If the treatment of slaves was so magnamimous, why then Jim Crow laws? If they were treated like family members, why did it take so long for integration post-War?

For additional support, I’d offer Howard Zinn’s A People’s History of the United States; he’s (horrors!) quite left on the political spectrum. If that doesn’t suit your taste, I’d cite Bill Bennett’s (2) volume history (America: The Last Best Hope). If you’re limiting yourself to non-Protestants, don’t worry, he’s Catholic 🙂
 
My my this thread has certainly took off in a different, but predictable direction.

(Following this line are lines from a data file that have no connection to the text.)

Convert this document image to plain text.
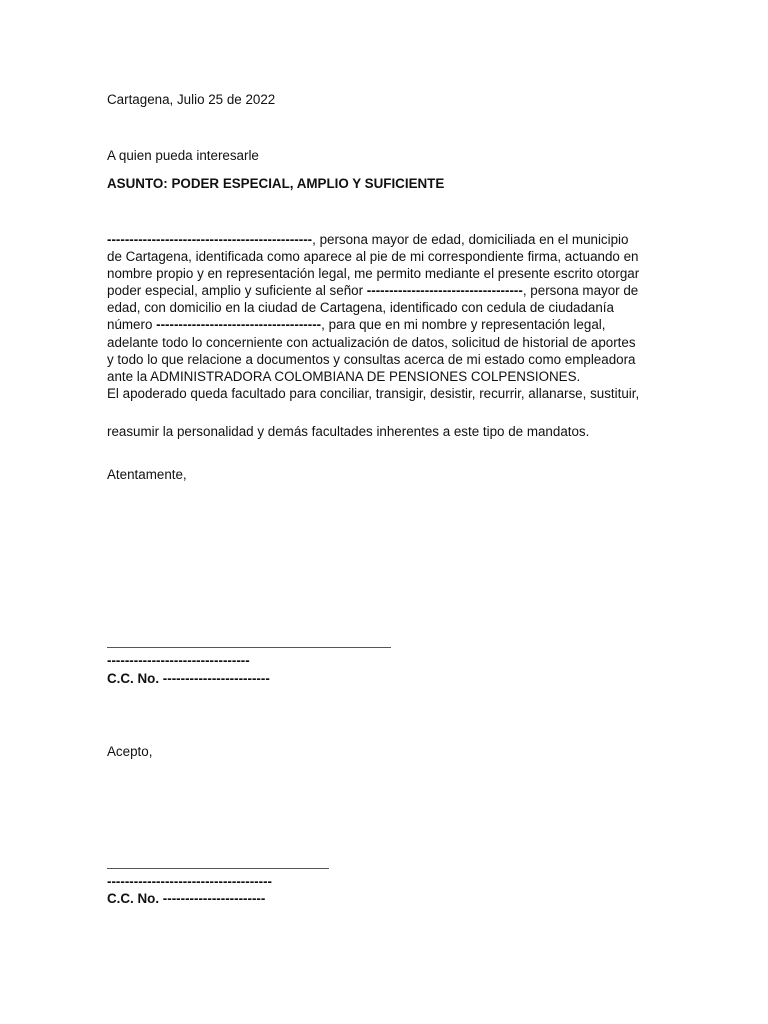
Cartagena, Julio 25 de 2022
A quien pueda interesarle
ASUNTO: PODER ESPECIAL, AMPLIO Y SUFICIENTE
----------------------------------------------, persona mayor de edad, domiciliada en el municipio
de Cartagena, identificada como aparece al pie de mi correspondiente firma, actuando en
nombre propio y en representación legal, me permito mediante el presente escrito otorgar
poder especial, amplio y suficiente al señor -----------------------------------, persona mayor de
edad, con domicilio en la ciudad de Cartagena, identificado con cedula de ciudadanía
número -------------------------------------, para que en mi nombre y representación legal,
adelante todo lo concerniente con actualización de datos, solicitud de historial de aportes
y todo lo que relacione a documentos y consultas acerca de mi estado como empleadora
ante la ADMINISTRADORA COLOMBIANA DE PENSIONES COLPENSIONES.
El apoderado queda facultado para conciliar, transigir, desistir, recurrir, allanarse, sustituir,
reasumir la personalidad y demás facultades inherentes a este tipo de mandatos.
Atentamente,
--------------------------------
C.C. No. ------------------------
Acepto,
-------------------------------------
C.C. No. -----------------------
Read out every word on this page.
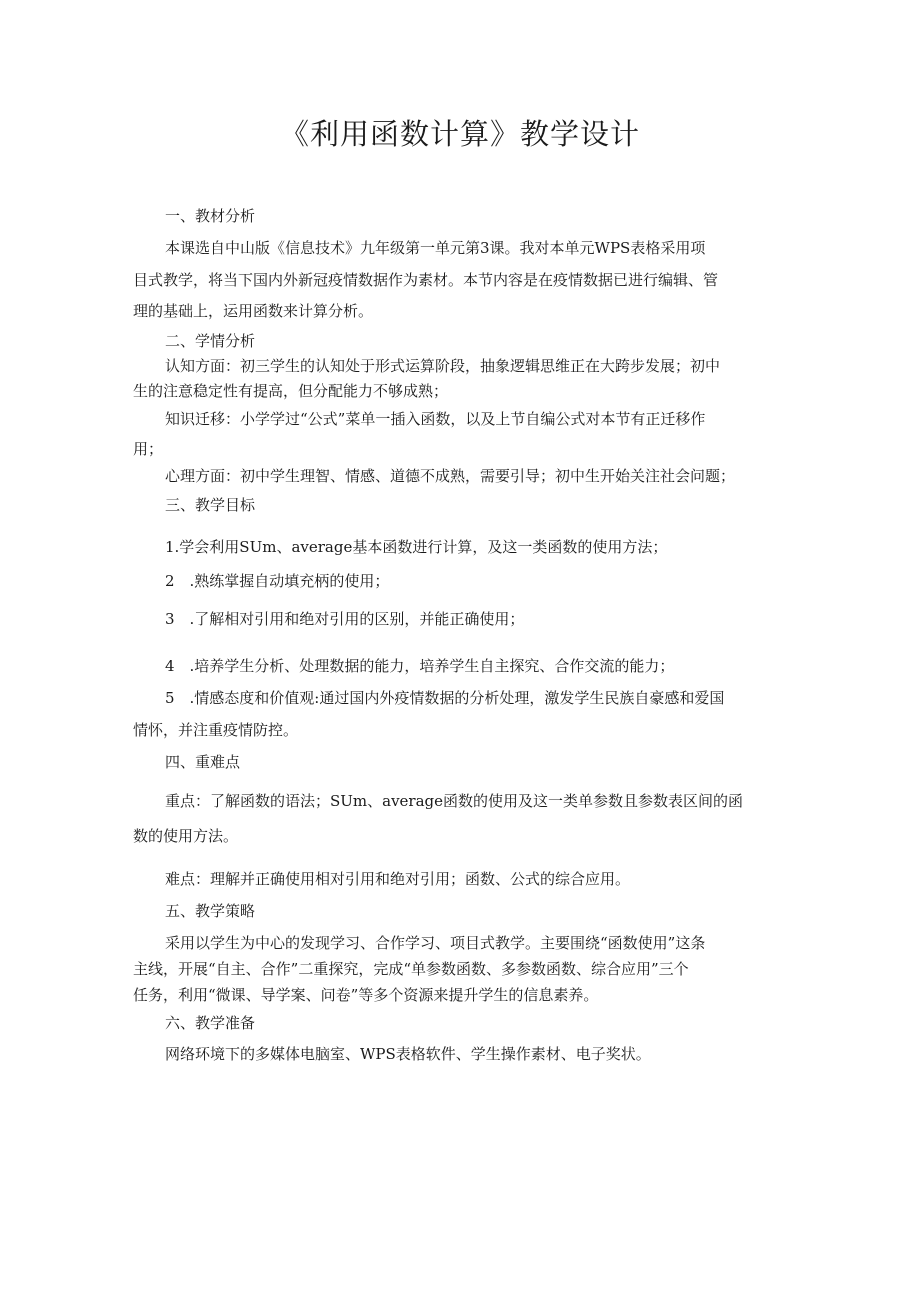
《利用函数计算》教学设计

一、教材分析

本课选自中山版《信息技术》九年级第一单元第3课。我对本单元WPS表格采用项

目式教学，将当下国内外新冠疫情数据作为素材。本节内容是在疫情数据已进行编辑、管

理的基础上，运用函数来计算分析。

二、学情分析

认知方面：初三学生的认知处于形式运算阶段，抽象逻辑思维正在大跨步发展；初中

生的注意稳定性有提高，但分配能力不够成熟；

知识迁移：小学学过“公式”菜单一插入函数，以及上节自编公式对本节有正迁移作

用；

心理方面：初中学生理智、情感、道德不成熟，需要引导；初中生开始关注社会问题；

三、教学目标

1.学会利用SUm、average基本函数进行计算，及这一类函数的使用方法；

2　.熟练掌握自动填充柄的使用；

3　.了解相对引用和绝对引用的区别，并能正确使用；

4　.培养学生分析、处理数据的能力，培养学生自主探究、合作交流的能力；

5　.情感态度和价值观:通过国内外疫情数据的分析处理，激发学生民族自豪感和爱国

情怀，并注重疫情防控。

四、重难点

重点：了解函数的语法；SUm、average函数的使用及这一类单参数且参数表区间的函

数的使用方法。

难点：理解并正确使用相对引用和绝对引用；函数、公式的综合应用。

五、教学策略

采用以学生为中心的发现学习、合作学习、项目式教学。主要围绕“函数使用”这条

主线，开展“自主、合作”二重探究，完成“单参数函数、多参数函数、综合应用”三个

任务，利用“微课、导学案、问卷”等多个资源来提升学生的信息素养。

六、教学准备

网络环境下的多媒体电脑室、WPS表格软件、学生操作素材、电子奖状。
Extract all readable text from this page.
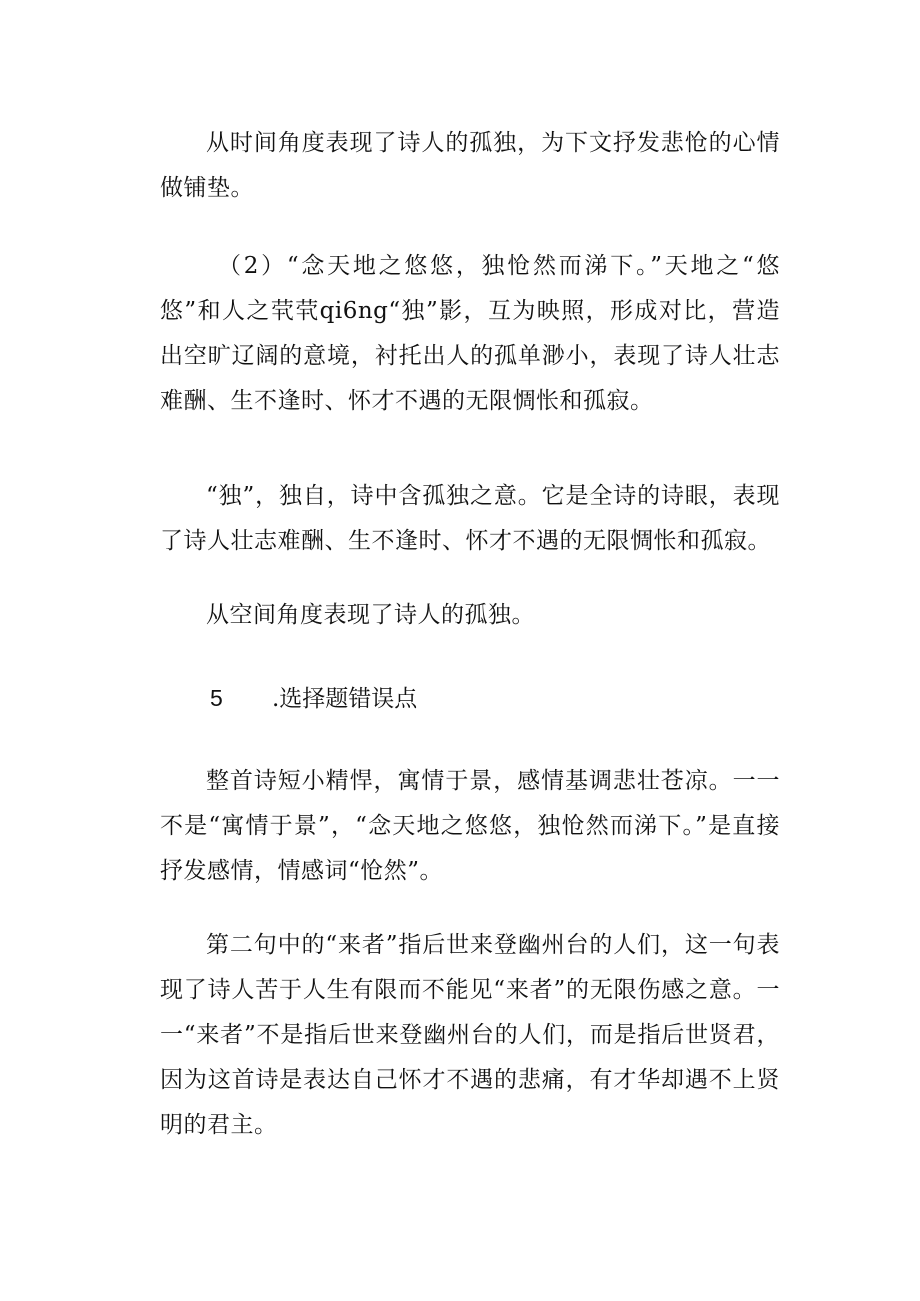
从时间角度表现了诗人的孤独，为下文抒发悲怆的心情做铺垫。

（2）“念天地之悠悠，独怆然而涕下。”天地之“悠悠”和人之茕茕qi6ng“独”影，互为映照，形成对比，营造出空旷辽阔的意境，衬托出人的孤单渺小，表现了诗人壮志难酬、生不逢时、怀才不遇的无限惆怅和孤寂。

“独”，独自，诗中含孤独之意。它是全诗的诗眼，表现了诗人壮志难酬、生不逢时、怀才不遇的无限惆怅和孤寂。

从空间角度表现了诗人的孤独。

5 .选择题错误点

整首诗短小精悍，寓情于景，感情基调悲壮苍凉。一一不是“寓情于景”，“念天地之悠悠，独怆然而涕下。”是直接抒发感情，情感词“怆然”。

第二句中的“来者”指后世来登幽州台的人们，这一句表现了诗人苦于人生有限而不能见“来者”的无限伤感之意。一一“来者”不是指后世来登幽州台的人们，而是指后世贤君，因为这首诗是表达自己怀才不遇的悲痛，有才华却遇不上贤明的君主。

For myself, rather than rehash the same old arguments about who was right and who was wrong in the war, I tend to look at history since then and ask, What would be different if the South had won the war??
In this I’m not talking about the continuation of slavery because, quite frankly, the industrial revolution was making it less and less profitable anyway.
No I’m refering to what would have happened to the United States and the World if the CSA had won. Of course such speculation gets fuzzier the further you move from the event.

I victory by the CSA would not have resulted in two stable counties moving forward. Rather it would result in continued fracturing and realigning of states and regions.
Why?
Because a Southern victory would have fatally wounded the Consitution of the United States with it’s strong central government, by accepting the right of seccesion.
After this, Any state in the union could secede citing the precident of the CSA. New England could withdraw over tarriffs, California, with it’s gold, could secede because of distance etc. The North would probably try to quickly pass an ammendment to prevent such future breakup but would the several states, even if tehy believed in the Union want to give up that right now that it was firmly established?

The CSA would not be safe either. In fact they would be even more fragile. After having fought a war for states rights, they would be unable to build a strong central government and be powerless to prevent the cessesion of one or more states from any “Confederate” government that is established.

Wesern expansion would probably have continued just as rapidly but with even more bloodshed as the US, the CSA and any other combination of allied states jockied for land and alliance.
This would have destroyed any chance that any the “States” (now countries) formally comprising the United States from becoming the power that the US did over the next 50-75 years.

No - Regardless of the reasons for the war or the methods used to conduct the war, when we look at history from 1865 to now, we can all be glad that the war ended in a Union Victory.

Peace
James
 
Lincoln waged his TOTAL WAR without an actual declaration of war, without authorization for war and completely ignored almost the entire constitutional provisions for the rights of state to succeed.
Point me to those constitutional provisions.
That war cost the lives of 620,000 Americans and untold more wounded – Including the murder of 50,000 innocent Southern civilians.
Point me to the source that notes that 50,000 Southern civilians were “murdered”.
What Sherman did to Georgia in his burning march to the sea was monstrous and devastated the ability of Southerners in that region from even being able to live off the land. His destruction converted them from self-sufficiency to an enslavement to poverty for generations to come and to be “beholding” to the generous North to take care of these poor ignorant Southern wretches who dared to hold to the silly romantic idea that states had any real rights.
Ever heard of the “new South” in, uh, the late 1870’s? Poverty for generations to come, nonsense. The North was shamefully leaving the South and abandoning freedmen’s rights as early as 1876. And of course, Sherman’s actions are no more monstrous than the kidnappings perpetrated by Robert E. Lee during the Gettysburg campaign; hundreds of free Pennsylvania blacks were dragged back south and back into slavery (but the war wasn’t about slavery, and Lee hated slavery, so he never would have done anything like that, right?)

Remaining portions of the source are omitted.